Вдруг, среди беспорядочных мыслей, Жорис был приведен к действительности Годеливою, которая стоя притягивала ему руку, точно желала проститься с ним.
Жорис спросил ее:
– Что вы думаете делать?
– Вы понимаете, – отвечала Годелива печальным голосом, – я не могу дольше оставаться здесь.
– Да, – сказал Жорис, – мы уедем.
И в немом отчаянии, чувствуя себя одиноким, он хотел прижаться к ней, привлечь ее к себе, вернуть ее к себе в ту минуту, когда вся жизнь ускользала от него, когда он должен был подумать снова о будущем. Годелива отстранилась, еще более пугаясь того, что могло случиться, чем того, что произошло. Отойдя на другой конец комнаты, она сказала невнятным голосом, точно мечтая, как бы уже на краю разлуки:
– Вам, Жорис, надо остаться. Здесь ваша жизнь, ваше дело и ваша слава!
Затем она произнесла твердым голосом:
– А я поступлю завтра в монастырь Dixmude… Жорис почувствовал, что это – непоколебимое решение, поспешное осуществление плана, который она, быть может, обдумывала некоторое время. Открытие Барбары и ужасная сцена менее разделяли их, чем их противоположные стремления. Таким образом, события здесь не играли никакой роли. Они всегда только согласуются с нашей душой, обнаруживают то, что таится внутри нас. Бог и здесь все начал. Он и победил.
Годелива имела силы расстаться.
– Прощайте, Жорис, – сказала она, – в последний раз; я буду молиться Богу за нас.
Ее голос дрогнул на последних словах, казавшихся побледневшими, слабыми, заплаканными, как будто внутренние слезы душили их…

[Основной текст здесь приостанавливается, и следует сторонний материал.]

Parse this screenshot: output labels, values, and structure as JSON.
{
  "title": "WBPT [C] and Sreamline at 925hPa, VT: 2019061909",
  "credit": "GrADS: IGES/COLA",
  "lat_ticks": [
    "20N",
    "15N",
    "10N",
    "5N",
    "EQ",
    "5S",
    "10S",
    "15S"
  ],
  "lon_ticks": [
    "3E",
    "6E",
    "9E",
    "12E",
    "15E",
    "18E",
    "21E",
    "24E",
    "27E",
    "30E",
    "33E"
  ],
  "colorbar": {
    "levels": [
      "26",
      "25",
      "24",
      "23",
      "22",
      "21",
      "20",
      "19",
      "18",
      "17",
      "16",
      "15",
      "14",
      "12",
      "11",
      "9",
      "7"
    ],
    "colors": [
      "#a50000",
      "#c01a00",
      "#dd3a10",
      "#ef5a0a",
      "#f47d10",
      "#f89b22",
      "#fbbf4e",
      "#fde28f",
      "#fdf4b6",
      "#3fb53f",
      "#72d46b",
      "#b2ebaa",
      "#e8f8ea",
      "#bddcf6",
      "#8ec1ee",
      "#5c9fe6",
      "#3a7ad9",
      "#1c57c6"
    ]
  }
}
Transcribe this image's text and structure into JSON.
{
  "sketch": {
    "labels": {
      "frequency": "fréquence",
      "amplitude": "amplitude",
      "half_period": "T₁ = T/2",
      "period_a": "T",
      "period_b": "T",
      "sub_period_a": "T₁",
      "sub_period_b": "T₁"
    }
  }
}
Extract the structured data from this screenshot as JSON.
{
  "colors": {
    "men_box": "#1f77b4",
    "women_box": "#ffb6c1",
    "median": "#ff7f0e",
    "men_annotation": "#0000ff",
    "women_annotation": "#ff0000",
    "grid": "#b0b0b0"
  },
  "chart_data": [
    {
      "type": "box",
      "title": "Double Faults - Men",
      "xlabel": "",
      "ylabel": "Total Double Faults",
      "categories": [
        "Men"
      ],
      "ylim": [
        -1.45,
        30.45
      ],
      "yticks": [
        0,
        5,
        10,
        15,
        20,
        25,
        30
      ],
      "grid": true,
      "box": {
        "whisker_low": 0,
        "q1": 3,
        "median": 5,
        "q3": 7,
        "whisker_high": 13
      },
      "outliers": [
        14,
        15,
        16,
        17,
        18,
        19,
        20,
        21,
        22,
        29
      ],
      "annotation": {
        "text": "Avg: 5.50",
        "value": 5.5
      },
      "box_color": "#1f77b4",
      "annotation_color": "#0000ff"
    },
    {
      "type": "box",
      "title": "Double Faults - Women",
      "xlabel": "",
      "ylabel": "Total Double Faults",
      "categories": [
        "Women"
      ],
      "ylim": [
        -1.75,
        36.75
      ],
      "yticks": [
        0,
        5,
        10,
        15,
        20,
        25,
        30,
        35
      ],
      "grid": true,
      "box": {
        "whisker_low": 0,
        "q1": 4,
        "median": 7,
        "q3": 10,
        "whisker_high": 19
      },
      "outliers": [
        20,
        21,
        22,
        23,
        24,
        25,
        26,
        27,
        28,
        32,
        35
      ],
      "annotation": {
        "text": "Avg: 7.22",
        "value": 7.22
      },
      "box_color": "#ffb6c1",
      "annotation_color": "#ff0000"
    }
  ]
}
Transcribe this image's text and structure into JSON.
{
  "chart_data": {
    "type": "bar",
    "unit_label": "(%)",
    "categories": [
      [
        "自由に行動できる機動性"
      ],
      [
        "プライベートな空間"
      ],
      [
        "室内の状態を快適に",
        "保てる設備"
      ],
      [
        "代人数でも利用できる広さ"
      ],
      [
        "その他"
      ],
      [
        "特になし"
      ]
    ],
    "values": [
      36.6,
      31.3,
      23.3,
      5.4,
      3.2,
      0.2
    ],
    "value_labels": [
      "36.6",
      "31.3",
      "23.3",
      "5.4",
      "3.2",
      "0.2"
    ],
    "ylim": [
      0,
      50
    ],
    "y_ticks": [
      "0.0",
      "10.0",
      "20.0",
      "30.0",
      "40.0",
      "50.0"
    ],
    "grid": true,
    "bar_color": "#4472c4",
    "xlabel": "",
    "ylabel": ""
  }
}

Она дошла до двери, ее ноги запутались в осколках целой руины, которая трещала под ее ногами. В эту минуту она снова увидела, как бы при свете молнии, их встречу в церкви St. Saveuor, свадебный вечер, кольца, которыми они обменялись на погребальной плите. Действительно, их любовь должна была дурно кончиться, так как зародилась на могиле. Теперь дурное предзнаменование подтверждалось.
Она решилась и вышла, не оборачиваясь в его сторону.
Корне, убитый горем, остался один, чувствуя себя настолько одиноким, что ему казалось, что он очнулся среди могил. И он подумал о двух женщинах, как о двух умерших, вдовцом которых он стал.